Greenwald’s feature and TV films, including “Steal This Movie,” an Abbie Hoffman biopic, and “How to Murder a Millionaire,” were hardly classics. His fascination with documentaries was born in 2001 when he helped friends produce a film on voting irregularities that clouded the election of President George W. Bush. That was followed by “Uncovered: The War on Iraq,” which documented the Bush administration’s misleading the U.S. into a war that cost an estimated $2 trillion and damaged America’s international stature.
“People kept coming up to me and thanking me,” he said, recalling the line that stretched around the block at the premiere in Santa Monica. “In my previous life, people had liked the films or hated the films and everything in-between. But the notion to be thanked for doing a film, and that it was impacting people in this way, was heroin.... That is when I said this (documentaries) is what I want to do.”
He laughed: “You don’t have stars to get out of the motor home. You don’t have hair and makeup,” he said. “We don’t have a budget, so we can’t buy our way into awareness.” He later added: “We don’t get to certain people, but that’s more about distribution than tone.... I’m a neurotic Jew from New York. I could do five hours on where we’ve failed.”
Making movies with Greenwald “is exciting,” said Caty Borum Chattoo, a documentary filmmaker and a producer on his 2005 “Walmart: The High Price of Low Cost.” “It feels as if you’re advocating. A lot of filmmakers have picked up on this model. ... It’s about luck, opportunity and picking up on the social zeitgeist.”
“Koch Brothers Exposed” called Charles and David Koch, whose interests include oil, chemical and wood processing corporations, the “poster boys” for the 1 percent of wealthiest Americans. It portrayed the brothers’ conservatism and political contributions as threats to voting rights, public schools and environmental regulations.
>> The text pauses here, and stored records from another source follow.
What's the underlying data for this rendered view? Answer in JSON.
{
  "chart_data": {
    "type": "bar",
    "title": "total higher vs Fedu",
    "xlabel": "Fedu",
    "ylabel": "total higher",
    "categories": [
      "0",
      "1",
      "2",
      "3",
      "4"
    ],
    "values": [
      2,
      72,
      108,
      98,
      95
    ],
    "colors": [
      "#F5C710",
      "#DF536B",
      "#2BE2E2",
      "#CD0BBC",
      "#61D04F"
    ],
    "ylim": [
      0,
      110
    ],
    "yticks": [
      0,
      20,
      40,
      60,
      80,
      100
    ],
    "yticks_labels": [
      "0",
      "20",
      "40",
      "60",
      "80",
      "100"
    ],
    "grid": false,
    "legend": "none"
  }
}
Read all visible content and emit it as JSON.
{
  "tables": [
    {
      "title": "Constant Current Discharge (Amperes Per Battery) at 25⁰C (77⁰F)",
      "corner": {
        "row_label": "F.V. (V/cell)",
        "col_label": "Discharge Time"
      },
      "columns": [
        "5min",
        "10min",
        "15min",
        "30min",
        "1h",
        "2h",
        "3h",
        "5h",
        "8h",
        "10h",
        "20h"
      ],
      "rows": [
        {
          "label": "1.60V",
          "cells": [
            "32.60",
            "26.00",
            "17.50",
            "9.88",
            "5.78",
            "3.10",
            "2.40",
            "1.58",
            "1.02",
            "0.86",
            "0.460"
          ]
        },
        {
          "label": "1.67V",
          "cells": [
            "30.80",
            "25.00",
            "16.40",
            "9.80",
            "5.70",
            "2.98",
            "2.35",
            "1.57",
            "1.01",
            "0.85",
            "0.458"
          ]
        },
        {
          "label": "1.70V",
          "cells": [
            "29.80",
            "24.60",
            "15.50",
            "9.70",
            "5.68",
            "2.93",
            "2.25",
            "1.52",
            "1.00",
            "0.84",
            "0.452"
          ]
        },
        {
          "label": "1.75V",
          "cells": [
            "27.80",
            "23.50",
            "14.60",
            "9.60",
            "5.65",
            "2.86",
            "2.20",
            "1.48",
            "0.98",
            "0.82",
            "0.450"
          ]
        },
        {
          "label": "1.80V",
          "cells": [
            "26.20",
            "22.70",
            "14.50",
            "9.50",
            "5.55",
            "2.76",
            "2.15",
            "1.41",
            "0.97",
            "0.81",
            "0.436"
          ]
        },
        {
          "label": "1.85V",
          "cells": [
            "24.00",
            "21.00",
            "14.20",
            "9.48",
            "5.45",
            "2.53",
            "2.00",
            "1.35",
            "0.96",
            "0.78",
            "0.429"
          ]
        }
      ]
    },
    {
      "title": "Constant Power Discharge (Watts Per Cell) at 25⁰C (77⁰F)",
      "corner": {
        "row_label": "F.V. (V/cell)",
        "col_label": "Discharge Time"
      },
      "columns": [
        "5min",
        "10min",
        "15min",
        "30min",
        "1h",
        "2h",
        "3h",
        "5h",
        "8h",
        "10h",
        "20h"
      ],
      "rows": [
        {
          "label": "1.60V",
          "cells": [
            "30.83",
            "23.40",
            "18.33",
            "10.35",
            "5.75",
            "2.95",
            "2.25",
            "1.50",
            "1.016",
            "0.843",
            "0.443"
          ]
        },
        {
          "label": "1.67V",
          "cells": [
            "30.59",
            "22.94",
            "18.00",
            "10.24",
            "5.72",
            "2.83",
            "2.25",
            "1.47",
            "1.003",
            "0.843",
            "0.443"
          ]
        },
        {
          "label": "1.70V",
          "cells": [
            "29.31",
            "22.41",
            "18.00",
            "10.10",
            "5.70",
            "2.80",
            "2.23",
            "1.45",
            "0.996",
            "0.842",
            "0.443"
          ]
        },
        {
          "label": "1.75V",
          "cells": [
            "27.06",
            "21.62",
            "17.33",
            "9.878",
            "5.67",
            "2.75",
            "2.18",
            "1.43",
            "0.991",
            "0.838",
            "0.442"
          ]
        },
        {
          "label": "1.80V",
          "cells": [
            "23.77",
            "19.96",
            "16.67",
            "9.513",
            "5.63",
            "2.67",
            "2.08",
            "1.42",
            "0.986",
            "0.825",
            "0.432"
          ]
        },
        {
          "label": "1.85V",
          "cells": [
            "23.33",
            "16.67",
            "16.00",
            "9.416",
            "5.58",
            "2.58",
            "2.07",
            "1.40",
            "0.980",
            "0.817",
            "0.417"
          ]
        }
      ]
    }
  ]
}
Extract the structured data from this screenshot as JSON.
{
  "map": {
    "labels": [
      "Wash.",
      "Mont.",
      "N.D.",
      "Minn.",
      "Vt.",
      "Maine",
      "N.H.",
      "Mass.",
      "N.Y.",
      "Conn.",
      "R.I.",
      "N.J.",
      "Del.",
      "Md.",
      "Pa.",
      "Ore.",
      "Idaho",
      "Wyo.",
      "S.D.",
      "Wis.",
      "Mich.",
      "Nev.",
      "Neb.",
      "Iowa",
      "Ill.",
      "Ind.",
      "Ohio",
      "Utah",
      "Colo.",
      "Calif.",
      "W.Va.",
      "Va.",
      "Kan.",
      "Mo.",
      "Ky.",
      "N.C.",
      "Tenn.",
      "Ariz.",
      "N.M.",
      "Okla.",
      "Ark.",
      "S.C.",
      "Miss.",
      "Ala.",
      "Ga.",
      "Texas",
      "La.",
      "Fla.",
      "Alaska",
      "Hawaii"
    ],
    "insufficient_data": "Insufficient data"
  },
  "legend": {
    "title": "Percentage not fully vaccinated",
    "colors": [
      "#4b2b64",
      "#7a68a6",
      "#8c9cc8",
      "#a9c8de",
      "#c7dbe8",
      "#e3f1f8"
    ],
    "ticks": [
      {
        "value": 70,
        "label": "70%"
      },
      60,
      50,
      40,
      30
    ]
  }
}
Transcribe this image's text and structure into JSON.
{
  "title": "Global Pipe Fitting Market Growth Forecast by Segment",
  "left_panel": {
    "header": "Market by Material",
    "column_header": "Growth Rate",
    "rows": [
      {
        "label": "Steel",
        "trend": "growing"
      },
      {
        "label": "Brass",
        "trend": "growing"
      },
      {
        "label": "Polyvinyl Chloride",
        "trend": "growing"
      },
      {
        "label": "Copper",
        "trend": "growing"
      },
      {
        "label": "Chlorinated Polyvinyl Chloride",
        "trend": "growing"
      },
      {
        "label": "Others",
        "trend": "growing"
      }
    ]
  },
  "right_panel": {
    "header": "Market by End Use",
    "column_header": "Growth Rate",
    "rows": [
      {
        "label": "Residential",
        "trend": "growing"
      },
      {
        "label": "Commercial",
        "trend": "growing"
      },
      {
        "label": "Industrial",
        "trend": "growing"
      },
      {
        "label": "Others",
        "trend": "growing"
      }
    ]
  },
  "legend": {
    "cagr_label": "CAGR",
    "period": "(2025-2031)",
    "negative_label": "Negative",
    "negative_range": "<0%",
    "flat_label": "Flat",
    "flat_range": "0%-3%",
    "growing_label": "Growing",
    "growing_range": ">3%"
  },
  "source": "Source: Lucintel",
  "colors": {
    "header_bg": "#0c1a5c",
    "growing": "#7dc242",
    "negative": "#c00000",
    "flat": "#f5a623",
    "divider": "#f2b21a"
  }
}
“Robert Greenwald continues to be dishonest about Koch,” Mark Holden, general counsel, Koch Industries Inc., posted on the corporation’s website. He accused Greenwald and his team of “harassing behavior” and said the producer’s video attacks are “outright smears” that consist “of the derivative rehashing of distortions and fabrications made by far-left bloggers.”
The director is in constant search of injustices. To coincide with the release of his drone film last year, he arranged for visas for a Pakistani village family to travel to the U.S. and testify before Congress — only a handful of lawmakers attended — about the missile that killed their grandmother.
“I no longer love blue skies,” Zubair Rehman, 13, who was picking okra with his grandmother on the day she died, testified through an interpreter. “In fact, I prefer gray skies. The drones cannot fly when the skies are gray.”
“The thing that keeps me sleepless many nights is the sense of responsibility,” said Greenwald, who plans to show the film on 150 college campuses this year. “It’s literally people’s lives ... and people are investing their beliefs in your ability to tell a story that will make a difference.”